Tomemos um exemplo: a conversa de sociedade muito frequente sobre Passos Coelho quando era primeiro-ministro. Ela era pelo menos dupla. Primeiro, vertente neorealista, ele queria fazer recuar os pobres aos tempos dos Esteiros de Soeiro Pereira Gomes (um livro, de resto, interessante a vários títulos, e muito legível). Não se contam as coisas que se disseram em relação a este aspecto nem os excessos de má-fé e delírio necessários para as dizer. Mas falar disso fica para outra vez. O que interessa aqui é a outra conversa que a acompanhava. Lembram-se? Como ele se vestia, a cultura que ignorava, o lugar onde vivia, onde passava férias, os costumes que tinha (Cavaco Silva, obviamente, padecia de males em tudo idênticos). Tudo era horrível, tudo chocava e ofendia os elevados critérios estéticos e culturais com que boa parte da oposição a Passos se alimentava. Sócrates era idolatrado, inclusive por muitos daqueles que agora o renegam ou sobre ele guardam um prudente silêncio e que, mistério dos mistérios, tudo ignoravam sobre as suas aparentes malfeitorias, por ser o exacto oposto disso. Esse sim, vestia-se bem (enfim…), tinha bons carros (enfim…), vivia em boas casas (enfim…) e passava as férias nos lugares certos. Costa, hoje em dia, sem o provincianismo gritante do “bom gosto” do outro e com maior discrição, exibe igualmente uma “boa pinta”. E quem diz Costa diz também um grande número das pessoas que compõem a facção mais esquerdista do actual PS. Querem ser aquilo que admiram e o que admiram não difere grandemente de uma adaptação aos modernos tempos do “chic a valer” do memorável Dâmaso Salcede, com o qual, sem o saber, têm muito em comum.

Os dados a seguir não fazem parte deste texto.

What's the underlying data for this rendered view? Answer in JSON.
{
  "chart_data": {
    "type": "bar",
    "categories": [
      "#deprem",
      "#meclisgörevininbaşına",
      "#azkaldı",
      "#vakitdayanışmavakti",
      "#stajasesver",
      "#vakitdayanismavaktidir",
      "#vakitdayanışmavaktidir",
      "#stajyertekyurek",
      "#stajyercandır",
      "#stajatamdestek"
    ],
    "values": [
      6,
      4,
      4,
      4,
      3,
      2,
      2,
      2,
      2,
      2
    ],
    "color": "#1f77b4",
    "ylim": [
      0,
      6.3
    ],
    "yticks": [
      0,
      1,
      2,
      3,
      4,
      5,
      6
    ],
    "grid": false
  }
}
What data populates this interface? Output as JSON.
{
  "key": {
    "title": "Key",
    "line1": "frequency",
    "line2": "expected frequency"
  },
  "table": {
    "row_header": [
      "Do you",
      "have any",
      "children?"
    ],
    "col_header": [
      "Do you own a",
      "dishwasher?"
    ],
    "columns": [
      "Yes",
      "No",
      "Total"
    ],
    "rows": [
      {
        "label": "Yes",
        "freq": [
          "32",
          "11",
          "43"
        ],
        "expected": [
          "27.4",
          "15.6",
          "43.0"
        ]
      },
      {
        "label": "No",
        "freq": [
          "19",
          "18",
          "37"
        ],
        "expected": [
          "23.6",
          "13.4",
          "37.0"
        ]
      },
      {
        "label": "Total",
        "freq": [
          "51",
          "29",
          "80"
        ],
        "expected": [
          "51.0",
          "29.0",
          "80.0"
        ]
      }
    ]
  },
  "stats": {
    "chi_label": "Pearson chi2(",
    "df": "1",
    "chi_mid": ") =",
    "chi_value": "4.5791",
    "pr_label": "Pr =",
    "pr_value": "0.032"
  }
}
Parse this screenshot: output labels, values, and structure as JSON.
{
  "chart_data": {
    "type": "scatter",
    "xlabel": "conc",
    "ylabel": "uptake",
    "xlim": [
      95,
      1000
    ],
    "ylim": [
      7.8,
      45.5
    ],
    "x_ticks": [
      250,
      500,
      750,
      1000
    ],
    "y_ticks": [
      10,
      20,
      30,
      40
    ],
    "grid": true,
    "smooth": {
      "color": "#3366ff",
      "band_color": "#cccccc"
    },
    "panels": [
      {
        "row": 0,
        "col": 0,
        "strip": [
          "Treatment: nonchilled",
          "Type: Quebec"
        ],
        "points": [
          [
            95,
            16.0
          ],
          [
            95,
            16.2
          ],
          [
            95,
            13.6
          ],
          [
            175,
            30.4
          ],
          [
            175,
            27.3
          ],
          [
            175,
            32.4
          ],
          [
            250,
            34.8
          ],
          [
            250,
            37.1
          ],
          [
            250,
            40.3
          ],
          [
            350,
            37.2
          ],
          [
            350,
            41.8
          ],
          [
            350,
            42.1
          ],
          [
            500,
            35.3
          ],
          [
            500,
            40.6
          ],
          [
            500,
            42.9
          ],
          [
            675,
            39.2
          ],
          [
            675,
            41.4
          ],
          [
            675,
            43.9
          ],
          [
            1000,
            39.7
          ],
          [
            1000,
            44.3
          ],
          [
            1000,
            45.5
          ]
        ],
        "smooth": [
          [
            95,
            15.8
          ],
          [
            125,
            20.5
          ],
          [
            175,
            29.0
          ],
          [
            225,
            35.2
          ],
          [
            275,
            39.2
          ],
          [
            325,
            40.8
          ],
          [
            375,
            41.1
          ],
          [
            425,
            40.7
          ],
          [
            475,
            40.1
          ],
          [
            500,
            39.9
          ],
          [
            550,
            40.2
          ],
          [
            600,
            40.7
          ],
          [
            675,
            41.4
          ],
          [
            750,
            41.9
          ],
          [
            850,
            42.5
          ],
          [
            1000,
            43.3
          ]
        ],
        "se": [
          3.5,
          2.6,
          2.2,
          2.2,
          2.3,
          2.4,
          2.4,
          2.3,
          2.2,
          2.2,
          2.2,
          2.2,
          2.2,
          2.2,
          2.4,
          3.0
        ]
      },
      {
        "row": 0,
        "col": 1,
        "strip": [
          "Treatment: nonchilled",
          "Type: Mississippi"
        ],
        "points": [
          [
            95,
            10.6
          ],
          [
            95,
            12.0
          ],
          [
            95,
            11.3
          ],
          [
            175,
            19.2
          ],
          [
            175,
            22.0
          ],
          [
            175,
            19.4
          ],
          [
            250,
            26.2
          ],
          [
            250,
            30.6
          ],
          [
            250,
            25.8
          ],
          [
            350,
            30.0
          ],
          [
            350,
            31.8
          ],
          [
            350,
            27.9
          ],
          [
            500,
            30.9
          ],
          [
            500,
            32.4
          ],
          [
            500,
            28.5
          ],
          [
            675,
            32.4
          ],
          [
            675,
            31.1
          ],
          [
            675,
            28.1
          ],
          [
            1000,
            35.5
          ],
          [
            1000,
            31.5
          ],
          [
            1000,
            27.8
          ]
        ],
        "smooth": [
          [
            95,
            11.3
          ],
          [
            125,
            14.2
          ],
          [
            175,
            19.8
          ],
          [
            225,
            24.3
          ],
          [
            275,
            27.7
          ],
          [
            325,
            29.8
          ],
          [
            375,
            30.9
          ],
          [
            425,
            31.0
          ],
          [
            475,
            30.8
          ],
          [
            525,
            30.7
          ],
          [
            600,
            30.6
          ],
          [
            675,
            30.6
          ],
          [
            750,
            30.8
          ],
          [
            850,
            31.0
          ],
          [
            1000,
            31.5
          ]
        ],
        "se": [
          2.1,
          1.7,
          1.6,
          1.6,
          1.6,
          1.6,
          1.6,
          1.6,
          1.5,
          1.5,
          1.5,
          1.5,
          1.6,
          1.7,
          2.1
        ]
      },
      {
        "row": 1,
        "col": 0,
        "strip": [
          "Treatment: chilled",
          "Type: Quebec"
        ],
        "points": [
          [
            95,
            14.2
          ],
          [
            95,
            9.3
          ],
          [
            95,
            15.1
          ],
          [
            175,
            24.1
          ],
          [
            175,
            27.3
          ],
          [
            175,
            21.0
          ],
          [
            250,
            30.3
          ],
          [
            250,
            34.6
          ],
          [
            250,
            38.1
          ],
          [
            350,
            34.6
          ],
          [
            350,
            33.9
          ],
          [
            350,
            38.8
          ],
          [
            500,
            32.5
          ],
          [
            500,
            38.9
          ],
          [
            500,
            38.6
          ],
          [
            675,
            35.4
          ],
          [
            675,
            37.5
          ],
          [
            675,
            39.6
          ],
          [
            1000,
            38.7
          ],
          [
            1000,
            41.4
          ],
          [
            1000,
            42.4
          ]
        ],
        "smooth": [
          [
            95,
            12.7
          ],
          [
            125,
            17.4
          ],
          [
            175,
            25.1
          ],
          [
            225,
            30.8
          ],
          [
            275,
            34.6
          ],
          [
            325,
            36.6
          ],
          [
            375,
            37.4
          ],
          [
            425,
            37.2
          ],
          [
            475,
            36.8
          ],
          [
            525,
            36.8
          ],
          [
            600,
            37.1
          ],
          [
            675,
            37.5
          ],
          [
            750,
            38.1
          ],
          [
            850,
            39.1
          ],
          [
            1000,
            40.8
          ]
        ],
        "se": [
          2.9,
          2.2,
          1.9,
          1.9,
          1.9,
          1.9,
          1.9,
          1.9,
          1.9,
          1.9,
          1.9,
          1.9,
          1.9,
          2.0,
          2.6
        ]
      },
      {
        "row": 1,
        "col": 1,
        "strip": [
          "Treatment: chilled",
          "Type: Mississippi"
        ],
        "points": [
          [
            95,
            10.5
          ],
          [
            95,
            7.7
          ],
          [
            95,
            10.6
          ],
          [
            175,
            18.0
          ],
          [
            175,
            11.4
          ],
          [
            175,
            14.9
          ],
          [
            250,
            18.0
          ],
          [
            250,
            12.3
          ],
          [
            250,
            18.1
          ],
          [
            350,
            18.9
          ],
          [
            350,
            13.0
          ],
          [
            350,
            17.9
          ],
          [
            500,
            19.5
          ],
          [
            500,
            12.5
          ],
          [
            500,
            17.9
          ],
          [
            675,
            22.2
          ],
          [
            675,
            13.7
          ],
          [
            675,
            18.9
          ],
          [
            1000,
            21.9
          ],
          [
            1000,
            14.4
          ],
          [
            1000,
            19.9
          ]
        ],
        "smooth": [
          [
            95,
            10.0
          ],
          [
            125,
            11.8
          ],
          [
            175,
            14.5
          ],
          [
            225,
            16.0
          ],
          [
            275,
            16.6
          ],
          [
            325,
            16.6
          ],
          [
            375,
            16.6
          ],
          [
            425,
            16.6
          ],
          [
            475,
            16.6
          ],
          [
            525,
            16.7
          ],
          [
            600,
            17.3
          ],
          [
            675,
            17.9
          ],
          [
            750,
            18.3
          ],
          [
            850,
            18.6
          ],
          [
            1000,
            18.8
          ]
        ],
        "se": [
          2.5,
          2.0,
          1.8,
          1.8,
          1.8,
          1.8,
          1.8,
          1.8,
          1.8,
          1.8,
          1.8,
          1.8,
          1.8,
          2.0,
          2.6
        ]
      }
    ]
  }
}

Uma boa parte da esquerda, e da direita que a acompanha na dedicação à distinção social, aprecia isso de forma imoderada. Quer ter boa pinta e deseja um poder que exiba as virtudes em que julga ser excelsa e que permita eventualmente até, com uma pequena ajudinha, aprimorá-las. Quer naturalmente o equivalente na vida dos pequenos-almoços dos ricos das telenovelas. Com a boa-consciência permitida pelo amor paralelo à justiça social e um desvelo nunca apagado por regimes, como o cubano, em que imaginariamente não existe fosso entre ricos e pobres, onde os pequenos-almoços são todos iguais. A esquerda-caviar começa o dia como esquerda-abacaxi. E mostra quotidianamente, através da boa pinta, o tão apregoado “virar da página” da austeridade.

Resta que o “fim da austeridade”, para a maioria das pessoas, é tão postiço como os pequenos-almoços dos ricos das telenovelas. A ficção até pode durar algum tempo, mas, no que respeita ao seu imaginário reflexo na realidade, o seu declínio é inexorável. E isso, infinitamente mais do que a parolice do “chic a valer”, que em si não traz grande mal ao mundo, é que é péssimo. A puerilidade desenvencilhada do espectáculo que nos vendem não resistirá, pelas razões que gente competente nos mostra todos os dias, ao mínimo abanão. No mundo real não há pequenos-almoços grátis.